I have been writing lately about estate planning. Let’s shift back to real estate. The real estate market is hot, hot, hot. Multiple buyers are vying for the same property, even offering more than the asking price in an effort to secure their purchase. Homes for sale are staying on the market only a very short time before they are scooped up by anxious buyers, and sellers are just sitting back and cooling their heels while the buyer insanity continues.
If you are a potential buyer, you must be prepared to move quickly not only financially but in all other respects as well. It is important to honor the dates set forth in the offer, and to keep the seller under agreement (by the Offer) so that you don't lose the deal. Some buyers write personal letters to the sellers advocating for why the sellers should choose their offer. Other try to make their offer more attractive by foregoing a mortgage contingency—this is a personal choice, but it is important that buyer have sufficient financing to purchase the property. Essentially it is an allocation of risk that sits squarely with buyer from onset. Generally the mortgage lender will do what is necessary to approve buyers’ application and meet the closing date, but once in a while (rarely, fortunately) things don’t work out with the lender as the buyers hope. If buyer does not get mortgage approval, the buyer is still contractually bound to purchase the property, (with funds from other sources, if necessary), and if they don’t or can’t buy, they will be in default and the seller will be entitled to keep the deposits paid as damages.
If nothing goes wrong, things will move along in the normal course, and the lender will finally approve the loan to close. At least three days before closing, lender must give buyer a Closing Disclosure which will set out all of the terms and costs involved in the transaction. At that time, the buyer will be informed of the total amount necessary to close. That figure will include not only the balance of the price due, but also all closing costs associated with the transaction. The buyer will be instructed to provide those funds at closing, either by wire transfer or cashier’s check.

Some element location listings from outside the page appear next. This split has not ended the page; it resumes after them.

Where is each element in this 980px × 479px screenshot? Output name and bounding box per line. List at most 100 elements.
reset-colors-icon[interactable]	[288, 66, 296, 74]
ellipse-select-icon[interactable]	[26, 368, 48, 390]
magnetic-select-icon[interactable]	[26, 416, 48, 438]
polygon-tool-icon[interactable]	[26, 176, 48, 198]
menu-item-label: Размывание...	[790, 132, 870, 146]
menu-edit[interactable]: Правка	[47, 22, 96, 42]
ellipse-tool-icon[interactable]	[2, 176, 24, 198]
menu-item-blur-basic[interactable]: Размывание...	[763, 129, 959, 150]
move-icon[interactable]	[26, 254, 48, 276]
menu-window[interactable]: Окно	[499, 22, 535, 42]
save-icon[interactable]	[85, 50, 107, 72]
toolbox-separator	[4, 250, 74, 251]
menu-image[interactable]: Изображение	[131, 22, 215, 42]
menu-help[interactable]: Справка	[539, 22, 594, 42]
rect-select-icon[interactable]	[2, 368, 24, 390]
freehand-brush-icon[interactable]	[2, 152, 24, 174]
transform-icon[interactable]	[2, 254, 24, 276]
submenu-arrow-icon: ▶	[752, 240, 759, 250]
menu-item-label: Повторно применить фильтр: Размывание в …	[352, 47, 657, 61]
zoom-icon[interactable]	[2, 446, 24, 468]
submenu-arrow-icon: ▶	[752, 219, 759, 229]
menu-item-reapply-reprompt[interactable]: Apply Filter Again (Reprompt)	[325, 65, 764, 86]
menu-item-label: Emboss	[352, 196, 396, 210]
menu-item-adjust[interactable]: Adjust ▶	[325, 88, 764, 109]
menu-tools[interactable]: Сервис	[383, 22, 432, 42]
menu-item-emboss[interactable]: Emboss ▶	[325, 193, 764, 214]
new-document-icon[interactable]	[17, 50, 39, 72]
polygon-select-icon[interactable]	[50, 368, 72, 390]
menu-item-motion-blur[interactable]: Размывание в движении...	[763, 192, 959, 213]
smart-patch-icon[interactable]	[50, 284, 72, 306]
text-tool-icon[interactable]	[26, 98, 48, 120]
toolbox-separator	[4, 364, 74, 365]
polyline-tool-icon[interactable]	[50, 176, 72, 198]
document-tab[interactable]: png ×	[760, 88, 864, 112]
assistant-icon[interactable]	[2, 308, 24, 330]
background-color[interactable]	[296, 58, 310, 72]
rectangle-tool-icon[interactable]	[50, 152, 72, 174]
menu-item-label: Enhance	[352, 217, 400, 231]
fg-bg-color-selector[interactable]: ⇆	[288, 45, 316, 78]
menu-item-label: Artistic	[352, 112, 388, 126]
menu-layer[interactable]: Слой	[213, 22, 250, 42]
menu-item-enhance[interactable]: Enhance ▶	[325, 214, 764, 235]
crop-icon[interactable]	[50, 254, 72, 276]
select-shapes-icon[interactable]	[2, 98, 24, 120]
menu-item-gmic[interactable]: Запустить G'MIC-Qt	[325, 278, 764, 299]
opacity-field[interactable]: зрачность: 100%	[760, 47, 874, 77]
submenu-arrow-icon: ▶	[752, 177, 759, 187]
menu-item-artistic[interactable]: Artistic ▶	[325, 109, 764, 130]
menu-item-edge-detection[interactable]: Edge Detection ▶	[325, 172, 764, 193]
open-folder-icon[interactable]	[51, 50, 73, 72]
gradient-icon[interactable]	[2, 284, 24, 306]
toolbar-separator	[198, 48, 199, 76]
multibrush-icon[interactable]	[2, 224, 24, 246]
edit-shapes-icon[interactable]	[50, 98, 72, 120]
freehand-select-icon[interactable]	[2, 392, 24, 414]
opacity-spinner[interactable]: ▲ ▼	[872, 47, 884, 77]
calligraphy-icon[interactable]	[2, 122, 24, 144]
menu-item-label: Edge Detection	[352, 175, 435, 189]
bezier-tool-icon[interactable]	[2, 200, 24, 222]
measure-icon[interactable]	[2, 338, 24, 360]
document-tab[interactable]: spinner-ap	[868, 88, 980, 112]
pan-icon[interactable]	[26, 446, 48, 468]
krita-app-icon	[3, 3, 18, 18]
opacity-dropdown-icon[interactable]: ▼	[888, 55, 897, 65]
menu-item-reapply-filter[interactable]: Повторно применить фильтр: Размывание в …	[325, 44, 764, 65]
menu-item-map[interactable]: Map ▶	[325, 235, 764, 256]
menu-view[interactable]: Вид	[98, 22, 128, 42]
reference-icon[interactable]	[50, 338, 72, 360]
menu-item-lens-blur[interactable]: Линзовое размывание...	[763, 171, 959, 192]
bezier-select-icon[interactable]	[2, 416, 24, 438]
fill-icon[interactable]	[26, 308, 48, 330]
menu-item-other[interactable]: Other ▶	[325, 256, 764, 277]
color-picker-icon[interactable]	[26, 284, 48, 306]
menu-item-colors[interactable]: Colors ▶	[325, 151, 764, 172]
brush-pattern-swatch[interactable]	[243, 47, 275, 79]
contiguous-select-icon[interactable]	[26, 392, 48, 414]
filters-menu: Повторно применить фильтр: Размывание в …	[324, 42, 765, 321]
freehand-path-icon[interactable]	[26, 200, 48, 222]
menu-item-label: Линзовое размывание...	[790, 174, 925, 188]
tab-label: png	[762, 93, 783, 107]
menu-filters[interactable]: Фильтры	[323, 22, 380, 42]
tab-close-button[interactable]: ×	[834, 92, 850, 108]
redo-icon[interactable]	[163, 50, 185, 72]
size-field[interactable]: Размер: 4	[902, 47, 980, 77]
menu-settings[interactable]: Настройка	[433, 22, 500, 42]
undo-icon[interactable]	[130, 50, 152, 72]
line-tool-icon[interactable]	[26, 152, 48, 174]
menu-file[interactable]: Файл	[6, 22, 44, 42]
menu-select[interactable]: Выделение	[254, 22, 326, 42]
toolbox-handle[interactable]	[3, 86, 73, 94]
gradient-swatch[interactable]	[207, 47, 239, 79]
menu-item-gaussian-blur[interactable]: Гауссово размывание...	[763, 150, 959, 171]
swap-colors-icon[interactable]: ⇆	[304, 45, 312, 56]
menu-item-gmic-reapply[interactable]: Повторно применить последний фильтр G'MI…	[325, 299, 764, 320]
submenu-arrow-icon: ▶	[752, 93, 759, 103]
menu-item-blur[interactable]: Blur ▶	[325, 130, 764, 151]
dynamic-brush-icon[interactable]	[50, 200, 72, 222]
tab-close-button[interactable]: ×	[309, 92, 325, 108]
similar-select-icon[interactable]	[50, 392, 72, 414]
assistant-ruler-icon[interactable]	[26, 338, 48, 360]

So what are the closing costs that are added to the balance of the price due? They will include fees paid to the lender for processing your loan, funds for escrows if the lender will be maintaining escrow accounts for taxes and insurance, legal fees, registry of deeds recording fees, and perhaps some other small fees charged by the lender or the attorney. Depending on the closing date, the lender may also charge “prepaid interest”—this is the amount of interest due on the principal for the balance of the month in which closing occurs. On the first of each month thereafter, you will make your usual monthly payment.
You will be obligated to put homeowners insurance into place and provide a binder to the lender. Often the lender requires that the full year’s premium must be paid for closing. You will obligated to pay for a loan policy of title insurance on behalf of the lender. As I have stated in earlier posts, you absolutely should purchase the optional owners policy of title insurance, which is available at a discount at closing if it is purchased at the same time as is the loan policy. The closing attorney takes care of just about all of the processing on behalf of buyer. Buyer should be sure to be responsive to any lender requests, but a good lender’s attorney should manage all pieces of this in a smooth manner leading to a successful closing.
So, buyers, put on your running shoes and go after the house you want. But remember one thing: there is no such thing as just one perfect house. There are many, many houses available for sale, and odds are you will be happy with any of them. Kind of like online dating.